Thursday 25 April 2019

Who'd have thought I'd be cosying up to the Danes for lessons on how to cheer up?

Cycling commuters in Copenhagen old town. Photo: Getty
Cycling commuters in Copenhagen old town. Photo: Getty
Sinead Moriarty

Sinead Moriarty

With terrorism escalating and constant images of suffering and pain, 2016 has turned into a particularly awful year. It's no wonder this is the year that will end with everyone talking about the Danish concept 'hygge'.

Hygge is being hailed as the new wellness trend and because it originated in the world's happiest nation, Denmark, we should sit up and listen. The hygge concept of living 'cosily' is one that the world is already beginning to embrace with open arms.

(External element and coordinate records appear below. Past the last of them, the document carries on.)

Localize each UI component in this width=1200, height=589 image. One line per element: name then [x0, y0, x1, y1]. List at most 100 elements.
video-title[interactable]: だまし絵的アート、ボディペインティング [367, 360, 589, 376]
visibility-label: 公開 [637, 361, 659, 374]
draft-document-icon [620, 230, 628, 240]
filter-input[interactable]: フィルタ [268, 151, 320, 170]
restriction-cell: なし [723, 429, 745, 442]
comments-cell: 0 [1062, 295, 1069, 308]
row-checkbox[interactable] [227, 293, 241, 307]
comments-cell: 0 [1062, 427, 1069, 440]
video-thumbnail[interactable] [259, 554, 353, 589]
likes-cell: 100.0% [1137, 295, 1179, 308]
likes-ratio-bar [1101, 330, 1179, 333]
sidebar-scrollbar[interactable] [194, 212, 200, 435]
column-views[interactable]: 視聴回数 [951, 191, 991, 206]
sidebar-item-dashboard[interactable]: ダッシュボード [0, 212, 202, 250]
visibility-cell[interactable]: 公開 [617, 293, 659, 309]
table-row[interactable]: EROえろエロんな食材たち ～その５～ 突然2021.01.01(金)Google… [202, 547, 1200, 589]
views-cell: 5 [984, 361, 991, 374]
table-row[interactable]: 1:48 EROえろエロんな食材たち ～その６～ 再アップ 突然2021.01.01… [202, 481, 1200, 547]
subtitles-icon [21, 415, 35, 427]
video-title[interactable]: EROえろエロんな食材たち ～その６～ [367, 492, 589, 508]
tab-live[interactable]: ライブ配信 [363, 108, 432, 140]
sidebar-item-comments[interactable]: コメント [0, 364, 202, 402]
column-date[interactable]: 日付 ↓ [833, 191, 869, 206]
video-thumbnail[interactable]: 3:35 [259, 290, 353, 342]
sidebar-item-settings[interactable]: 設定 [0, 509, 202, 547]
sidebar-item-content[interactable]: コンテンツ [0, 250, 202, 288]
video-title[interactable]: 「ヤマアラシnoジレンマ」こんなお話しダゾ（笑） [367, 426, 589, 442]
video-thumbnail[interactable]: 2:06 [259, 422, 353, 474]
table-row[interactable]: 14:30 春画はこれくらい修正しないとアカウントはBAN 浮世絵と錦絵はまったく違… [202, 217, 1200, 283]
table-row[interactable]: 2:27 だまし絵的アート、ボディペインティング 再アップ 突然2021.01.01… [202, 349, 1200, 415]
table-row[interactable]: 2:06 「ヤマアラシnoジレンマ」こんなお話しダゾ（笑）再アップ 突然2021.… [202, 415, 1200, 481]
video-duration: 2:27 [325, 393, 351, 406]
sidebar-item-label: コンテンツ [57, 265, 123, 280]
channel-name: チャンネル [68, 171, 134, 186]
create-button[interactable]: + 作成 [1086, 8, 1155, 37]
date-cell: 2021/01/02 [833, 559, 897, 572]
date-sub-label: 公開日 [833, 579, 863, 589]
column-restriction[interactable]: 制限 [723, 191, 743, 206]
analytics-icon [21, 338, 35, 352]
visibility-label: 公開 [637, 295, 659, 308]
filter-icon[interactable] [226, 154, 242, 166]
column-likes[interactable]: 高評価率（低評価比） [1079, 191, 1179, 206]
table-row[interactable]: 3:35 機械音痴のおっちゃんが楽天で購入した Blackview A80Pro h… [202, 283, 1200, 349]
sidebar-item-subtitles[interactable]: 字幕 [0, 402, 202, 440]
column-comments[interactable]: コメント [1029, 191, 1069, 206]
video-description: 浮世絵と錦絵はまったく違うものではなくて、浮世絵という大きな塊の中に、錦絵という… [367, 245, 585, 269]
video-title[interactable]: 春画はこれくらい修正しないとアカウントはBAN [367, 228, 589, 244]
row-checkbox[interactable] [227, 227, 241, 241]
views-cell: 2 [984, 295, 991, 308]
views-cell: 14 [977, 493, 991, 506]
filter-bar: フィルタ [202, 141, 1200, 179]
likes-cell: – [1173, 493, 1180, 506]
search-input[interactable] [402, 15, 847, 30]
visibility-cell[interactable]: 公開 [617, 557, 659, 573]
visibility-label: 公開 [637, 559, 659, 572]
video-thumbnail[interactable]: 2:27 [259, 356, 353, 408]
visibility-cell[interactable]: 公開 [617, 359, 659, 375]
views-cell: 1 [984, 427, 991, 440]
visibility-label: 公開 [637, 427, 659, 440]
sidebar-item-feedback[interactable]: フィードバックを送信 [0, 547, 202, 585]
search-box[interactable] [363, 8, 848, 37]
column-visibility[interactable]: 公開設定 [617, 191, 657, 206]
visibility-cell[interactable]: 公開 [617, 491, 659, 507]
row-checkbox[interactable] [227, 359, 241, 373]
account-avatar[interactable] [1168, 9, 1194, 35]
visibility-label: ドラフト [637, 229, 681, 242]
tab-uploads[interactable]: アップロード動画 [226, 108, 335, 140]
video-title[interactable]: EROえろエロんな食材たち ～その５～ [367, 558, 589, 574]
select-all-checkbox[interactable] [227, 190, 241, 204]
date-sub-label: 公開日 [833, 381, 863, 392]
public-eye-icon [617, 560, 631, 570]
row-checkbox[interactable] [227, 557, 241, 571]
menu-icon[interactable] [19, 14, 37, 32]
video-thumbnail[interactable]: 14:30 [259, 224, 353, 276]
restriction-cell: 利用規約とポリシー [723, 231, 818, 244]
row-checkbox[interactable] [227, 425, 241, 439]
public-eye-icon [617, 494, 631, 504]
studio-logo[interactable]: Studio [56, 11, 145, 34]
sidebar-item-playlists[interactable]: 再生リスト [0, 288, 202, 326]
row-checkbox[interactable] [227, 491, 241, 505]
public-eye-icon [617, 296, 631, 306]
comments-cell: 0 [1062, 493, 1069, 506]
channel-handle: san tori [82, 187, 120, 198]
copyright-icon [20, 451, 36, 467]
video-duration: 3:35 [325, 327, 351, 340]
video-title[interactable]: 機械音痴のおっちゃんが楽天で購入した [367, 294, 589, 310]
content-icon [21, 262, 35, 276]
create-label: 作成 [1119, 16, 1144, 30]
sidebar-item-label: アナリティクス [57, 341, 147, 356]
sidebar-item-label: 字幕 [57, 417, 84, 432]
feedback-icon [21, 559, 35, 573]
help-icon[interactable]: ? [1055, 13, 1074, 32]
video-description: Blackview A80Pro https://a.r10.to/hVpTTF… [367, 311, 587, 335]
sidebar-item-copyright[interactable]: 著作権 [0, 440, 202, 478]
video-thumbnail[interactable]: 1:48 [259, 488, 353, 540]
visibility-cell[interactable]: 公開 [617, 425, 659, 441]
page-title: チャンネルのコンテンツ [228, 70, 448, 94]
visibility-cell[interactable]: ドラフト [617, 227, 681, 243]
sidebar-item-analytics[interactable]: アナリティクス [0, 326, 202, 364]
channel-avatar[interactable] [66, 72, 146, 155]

Perhaps it's because we're all a little sick and tired of hearing how we should only be eating raw food, running marathons and drinking nothing but water. Our diets should be gluten free, dairy-free, sugar-free . . . everything you end up eating tastes like cardboard and you can't even have a glass of wine to wash it down with.

You feel like a criminal if you order a slice of cake in a coffee shop. People's heads spin around to stare: Who in the name of God ordered actual cake? Do they have a death wish?

They shake their heads as they piously tuck into one of those raw energy balls that frankly taste like they're made of straw and out-of-date coffee with a bit of kale thrown in as a 'treat'.

People are fed up. Life is tough. Everyone is worn out. They want comfort, treats, something to look forward to, something to take their minds off their worries and stresses. It seems the Danes have the answer. Studies have been done to try to explain why Denmark keeps topping the world happiness poles.

Their social security, equality, wealth and tolerance are obviously big factors but the problem with that explanation is that it doesn't set Denmark apart from the other Nordic countries. Apparently, it's hygge that sets them apart.

Meig Wiking - the chief executive of Copenhagen's Happiness Research Institute (yes, they have a Happiness Institute!) - in 'The Little Book of Hygge', says the hygge trend is the antithesis of the clean-living books that have dominated best-seller lists for months.

"Hygge is about embracing things - enjoying cake, not checking work emails all weekend, spending time with friends and family. It's about the simple, small pleasures that make life great, which perhaps sometimes pass us by."

The concept of hygge means creating a warm atmosphere and enjoying the good things in life with loved ones. Eating dinner around the warm glow of candlelight is hygge. Spending quality time with friends and family, drinking wine in front of a roaring fire, watching the sunset - these are all hygge.

Even during the long dark winters the Danes don't get down. They 'hygge' their way through. The pinnacle of hygge is Christmas, when the Danes really push up the hygge levels. As the days get shorter and darker, millions of candles are lit all over the city of Copenhagen, giving it a magical feel. Candlelight is very hygge. Danes burn more candles per head than anywhere in Europe.

Visitors to Copenhagen can do a 'Hygge and Happiness half-day tour' around the city, which includes coffee and beer.

Wiking says the Danes like to talk about hygge things that they are looking forward to, appreciate something hygge when it is happening and talk about what a hygge time they have had afterwards.

"An important thing to remember when it comes to understanding hygge is that it's about experiences rather than 'stuff'," he says.

Hygge is taken so seriously in Denmark that doctors regularly prescribe "tea and hygge" as a cure for a cold.

In the bleakest month of the year, January, when Irish people are queuing up to join gyms, swearing off alcohol for life and stapling their mouths shut so they can lose weight, the Danes are being kind to themselves.

And because of hygge, they don't feel the need to binge like we do - no Dane will be caught eating a full Selection Box for breakfast in December, so they won't feel the need to eat nothing but broccoli for the month of January.

They are kind to themselves all year round, which negates the need for the yoyo binging/purging lives we lead here in Ireland.

Imagine how much happier you'd be in January if you didn't feel you had to give up alcohol, food or going out - except to drag yourself to the gym to thunder around in Lycra every night.

Hygge is about embracing life, enjoying a coffee and a slice of cake without the guilt, not checking work emails every five seconds, having a hot bath, spending time with friends and family.

It's about stopping to enjoy and appreciate the small and simple pleasures of life.

I may never be able to pronounce it correctly, but I'm all for it. Hygge-me up!